Outdoor Lighting Controller Schematic Circuit Diagram

When you step out of your brightly-lit house into the darkness, it takes a while for your vision to adjust. A solution to this problem is this outdoor light with automatic switch off. As a bonus, it will also make it a little bit easier to find the keyhole when returning late at night.

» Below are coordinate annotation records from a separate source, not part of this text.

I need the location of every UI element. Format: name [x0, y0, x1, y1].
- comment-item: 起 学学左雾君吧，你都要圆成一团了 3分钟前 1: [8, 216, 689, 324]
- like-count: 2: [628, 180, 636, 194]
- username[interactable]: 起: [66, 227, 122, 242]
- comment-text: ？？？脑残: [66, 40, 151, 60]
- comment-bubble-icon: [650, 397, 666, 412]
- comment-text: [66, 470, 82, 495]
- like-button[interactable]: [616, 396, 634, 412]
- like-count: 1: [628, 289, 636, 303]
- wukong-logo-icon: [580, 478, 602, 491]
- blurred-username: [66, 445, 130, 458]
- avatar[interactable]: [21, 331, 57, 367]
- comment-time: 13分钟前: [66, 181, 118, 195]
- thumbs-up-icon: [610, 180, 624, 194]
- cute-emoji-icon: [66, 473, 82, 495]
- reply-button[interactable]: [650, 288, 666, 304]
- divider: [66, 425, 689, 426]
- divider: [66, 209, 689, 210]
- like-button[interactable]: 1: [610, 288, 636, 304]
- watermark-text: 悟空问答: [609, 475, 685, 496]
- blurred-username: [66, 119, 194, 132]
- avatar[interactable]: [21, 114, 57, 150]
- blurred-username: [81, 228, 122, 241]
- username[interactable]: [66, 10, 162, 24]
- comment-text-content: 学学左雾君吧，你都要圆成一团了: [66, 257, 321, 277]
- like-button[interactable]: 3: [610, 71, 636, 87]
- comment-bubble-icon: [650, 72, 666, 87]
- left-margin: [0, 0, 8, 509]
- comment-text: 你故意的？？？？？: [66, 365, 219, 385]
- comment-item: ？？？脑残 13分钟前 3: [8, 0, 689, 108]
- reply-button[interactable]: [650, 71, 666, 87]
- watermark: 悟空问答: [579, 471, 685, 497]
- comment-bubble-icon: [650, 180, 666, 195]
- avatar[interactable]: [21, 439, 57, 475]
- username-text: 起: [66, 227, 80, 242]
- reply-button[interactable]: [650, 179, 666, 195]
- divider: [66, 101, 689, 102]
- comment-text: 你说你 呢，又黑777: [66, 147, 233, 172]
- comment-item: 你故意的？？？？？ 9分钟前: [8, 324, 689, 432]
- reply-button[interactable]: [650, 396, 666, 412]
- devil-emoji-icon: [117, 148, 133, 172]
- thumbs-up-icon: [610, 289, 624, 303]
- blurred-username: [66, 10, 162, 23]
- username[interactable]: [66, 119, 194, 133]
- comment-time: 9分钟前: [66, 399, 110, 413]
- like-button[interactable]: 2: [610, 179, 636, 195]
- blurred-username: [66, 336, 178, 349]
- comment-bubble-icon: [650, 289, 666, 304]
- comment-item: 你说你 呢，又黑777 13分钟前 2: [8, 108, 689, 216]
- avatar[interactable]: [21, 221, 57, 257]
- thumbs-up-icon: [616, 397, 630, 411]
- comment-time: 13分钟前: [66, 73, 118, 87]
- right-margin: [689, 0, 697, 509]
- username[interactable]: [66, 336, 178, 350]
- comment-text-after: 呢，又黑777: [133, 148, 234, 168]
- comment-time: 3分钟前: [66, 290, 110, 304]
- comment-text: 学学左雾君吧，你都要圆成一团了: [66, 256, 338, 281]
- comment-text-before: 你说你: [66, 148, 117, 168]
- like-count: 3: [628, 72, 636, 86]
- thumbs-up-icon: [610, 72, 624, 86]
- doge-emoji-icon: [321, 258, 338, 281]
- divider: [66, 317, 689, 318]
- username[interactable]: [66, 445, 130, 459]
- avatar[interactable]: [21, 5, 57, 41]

Outdoor Lighting Controller Schematic Circuit Diagram

Often no AC neutral connection is available at the point where the switch-off timer is to be installed, which makes many circuit arrangements impractical. However, the circuit here is designed to work in this situation. The design eschews bulky components such as transformers and the whole unit can be built into a flush-mounted fitting. The circuit also features low quiescent current consumption.

The circuit is started by a closing switch (or pushbutton) S1. The lamp then immediately receives power via the bridge rectifier. The drop across diodes D5 to D10 is 4.2 V, which provides the power supply for the delay circuit itself, built around the CD4060 binary counter.

When the switch is opened the lighting supply current continues to flow through Tri1. The NPN optocoupler in the triac drive circuit detects when the triac is active, with antiparallel LED D1 keeping the drive symmetrical. The NPN phototransistor inside the coupler creates a reset pulse via T1, driving pin 12 of the counter. This means that the full-time period will run even if the circuit is retriggered.

The CD4060 counts at the AC grid frequency. Pin 3 goes high after 213 clocks, which corresponds to about 2.5 minutes. If this is not long enough, a further CD4060 counter can be cascaded. T2 then turns on and shorts the internal LED of opto-triac IC2; this causes Tri1 to be deprived of its trigger current and the light goes out. The circuit remains without power until next triggered.

The circuit is only suitable for use with resistive loads. With the components shown (in particular in the bridge rectifier and D5 to D10) the maximum total power of the connected bulb(s) is 200 watts. As is well known, the filament of the bulb is most likely to fail at the moment power is applied. There is little risk to Tri1 at this point as it is bridged by the switch. The most likely consequence of overload is that one or more of diodes D5 to D10 will fail. In the prototype, no fuse was used, as it would not, in any case, have been easy to change. However, that is not necessarily recommended practice!